Employment rates for high-wage workers are recovering whereas employment rates for low-wage workers are not, said David Grusky, a sociology professor at Stanford University.
“Although the pandemic safety net has addressed some of the resulting inequality, these divergent employment trends make it clear that there are still two Americas, a well-off America that’s thriving and a struggling America that’s poised to struggle yet more,” said Grusky, director of the Stanford Center on Poverty and Inequality.
“This is a very troubling warning sign for the future.”
To be sure, even before the pandemic, children were falling behind their parents’ generation financially.
Over the past several decades, there has been a rapid deterioration of the “American Dream,” which has long been understood as a commitment that each generation should do better than the one that preceded it, Grusky said.
Several studies back that up. For instance, a report by the nonpartisan think tank New America found millennials earn 20% less than baby boomers did at the same stage in life.
“Young adults in America today are on a much lower trajectory in their wealth accumulation than their predecessors,” the paper stated. “Dramatically so.”

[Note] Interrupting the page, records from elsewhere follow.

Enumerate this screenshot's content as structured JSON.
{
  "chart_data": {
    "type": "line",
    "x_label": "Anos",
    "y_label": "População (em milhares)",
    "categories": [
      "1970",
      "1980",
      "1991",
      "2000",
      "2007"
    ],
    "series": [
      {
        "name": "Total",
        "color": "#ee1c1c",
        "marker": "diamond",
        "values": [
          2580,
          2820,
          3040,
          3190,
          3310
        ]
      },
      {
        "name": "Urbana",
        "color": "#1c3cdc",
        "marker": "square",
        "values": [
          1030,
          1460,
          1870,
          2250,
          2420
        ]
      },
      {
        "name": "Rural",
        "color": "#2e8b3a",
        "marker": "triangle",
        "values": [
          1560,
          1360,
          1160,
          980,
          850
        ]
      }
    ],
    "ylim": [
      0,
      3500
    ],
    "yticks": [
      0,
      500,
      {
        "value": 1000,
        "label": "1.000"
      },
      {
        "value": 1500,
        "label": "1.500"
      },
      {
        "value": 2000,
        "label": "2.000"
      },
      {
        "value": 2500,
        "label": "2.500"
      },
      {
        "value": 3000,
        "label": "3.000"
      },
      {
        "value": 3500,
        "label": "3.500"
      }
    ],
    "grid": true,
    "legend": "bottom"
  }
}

A 2016 study co-authored by Grusky found that only half of those born in 1984 were earning more than their parents, compared to 92% of those born in 1940.
The main reason for the decline is that income inequality dramatically increased over this time period, Grusky explained.
“If the benefits of economic growth had instead been broadly shared, then a large swath of children would be doing better than their parents,” he said.
In order to reverse the trend, that economic success has to reach everyone, he noted.
“It would solve the absolute mobility problem … and a great many other problems facing our country.”